Diego, il rivoluzionario che unì Napoli
Nel ricordo di Luigi de Magistris, il ragazzo della curva B diventato sindaco. Dalla gioia del primo scudetto alla cittadinanza onoraria, fino all’intitolazione dello stadio: il racconto di un amore che ha attraversato generazioni e cancellato ogni confine sociale.
Credit Photo by Gazzetta dello SportEra l’inizio dell’estate del 1984, avevo appena compiuto 17 anni, quando il Napoli di Ferlaino acquistò il campione argentino Diego Armando Maradona.
Mi trovavo in Sardegna, in campeggio, con i miei compagni di classe. Una gioia immensa leggere i titoli dei giornali. Decisi di abbonarmi allo stadio, in curva B, poi rinnovato sino alla stagione 1989-1990. Nello stadio San Paolo mi sono gustato i due scudetti, soprattutto quello mitico, il primo ed indimenticabile del 1987. Diego è l’unico napoletano, perché Diego è napoletano, che ha unito tutti i napoletani, senza distinzione alcuna: bambini e vecchi, poveri e ricchi, comunisti e fascisti, donne e uomini, periferia e centro.
Diego ha portato Napoli, attraverso il pallone, al riscatto della nostra città. Erano ancora gli anni del dopo terremoto, di un omicidio di camorra al giorno nel napoletano, una città umiliata da una politica spesso corrotta. Dove aveva fallito la politica, la società civile, la stessa cultura tradizionale, arrivò lui, con il suo genio calcistico, portando il primo scudetto a Partenope.
Diego è sempre stato dalla parte degli oppressi, degli ultimi, dei fragili, la sua scelta di rifiutare la Juventus, la squadra del sistema nel calcio, fu esemplare. Il tatuaggio di Che Guevara che aveva scolpito sul braccio è l’emblema dello spirito rivoluzionario del pibe de oro.
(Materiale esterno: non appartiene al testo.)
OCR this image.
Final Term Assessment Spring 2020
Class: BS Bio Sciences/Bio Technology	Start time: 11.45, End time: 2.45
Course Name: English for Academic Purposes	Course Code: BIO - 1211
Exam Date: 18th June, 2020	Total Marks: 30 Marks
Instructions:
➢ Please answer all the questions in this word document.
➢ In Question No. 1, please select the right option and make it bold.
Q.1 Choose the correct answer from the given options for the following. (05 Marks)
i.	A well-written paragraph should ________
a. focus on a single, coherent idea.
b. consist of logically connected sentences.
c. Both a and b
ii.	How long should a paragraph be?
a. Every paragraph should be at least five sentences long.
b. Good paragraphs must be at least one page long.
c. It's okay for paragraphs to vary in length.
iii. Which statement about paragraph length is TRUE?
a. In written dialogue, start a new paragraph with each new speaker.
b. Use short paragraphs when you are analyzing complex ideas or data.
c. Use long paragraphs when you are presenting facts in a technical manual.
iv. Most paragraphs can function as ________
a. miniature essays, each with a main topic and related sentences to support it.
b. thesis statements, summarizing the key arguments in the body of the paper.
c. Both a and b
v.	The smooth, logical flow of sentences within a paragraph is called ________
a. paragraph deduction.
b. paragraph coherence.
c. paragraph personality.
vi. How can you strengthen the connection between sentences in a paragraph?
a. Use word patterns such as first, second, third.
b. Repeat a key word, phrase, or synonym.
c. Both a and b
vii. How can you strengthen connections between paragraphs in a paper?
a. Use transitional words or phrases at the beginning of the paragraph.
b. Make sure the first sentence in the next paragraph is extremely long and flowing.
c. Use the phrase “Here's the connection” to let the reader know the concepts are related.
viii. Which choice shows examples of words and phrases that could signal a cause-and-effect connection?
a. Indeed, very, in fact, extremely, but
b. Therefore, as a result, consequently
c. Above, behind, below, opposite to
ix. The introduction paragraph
Da Sindaco di Napoli ho voluto sancire per sempre la napoletanità di Maradona conferendogli nel 2017 la cittadinanza onoraria napoletana. Ci fu anche qualche intellettuale da salotto ammuffito e qualche opinionista un po’ bigotto che criticarono la mia scelta perché Maradona da uomo aveva fatto troppi errori, era una sorta di fallimento umano.
Che ipocrisia. Diego è stato umano, ha fatto errori certo, anche gravi, ma è stato un uomo che ha regalato con lo sport emozioni senza fine al nostro popolo. Ricordo la gioia enorme di Diego quando gli conferii la cittadinanza onoraria, lui che si sentiva già profondamente napoletano. Il ballo spontaneo a Palazzo San Giacomo, sede del Comune.
E poi quando Diego morì, da solo, nella sua Argentina, abbandonato da chi gli doveva stare vicino, non esitai un attimo ad interpretare il sentimento collettivo popolare dei napoletani approvando subito la delibera di giunta comunale con cui intitolammo lo stadio San Paolo a Diego Armando Maradona.
Che emozione anche oggi, a distanza di anni, quando sento in radio e in televisione il collegamento da Napoli, dallo stadio Diego Armando Maradona. Dovetti derogare al limite dei dieci anni dalla morte per intestare un bene ad un defunto. Diego era l’eccezione che meritava la deroga.
Sono orgoglioso da sindaco, da napoletano e da tifoso di aver contribuito a scolpire per sempre il nome di Diego alla nostra città. Senza lasciarmi avviluppare da finti moralismi, perché ho fatto ciò che era giusto e perché Diego è un patrimonio del popolo napoletano, senza confini.
Nei miei incontri e chiacchierate con Diego, le sue parole erano sempre per i più giovani, le periferie, i poveri. Diego era un rivoluzionario, genio e sregolatezza, non un esempio di uomo, ma un uomo che ha scritto la storia calcistica e umana della nostra amatissima Napoli.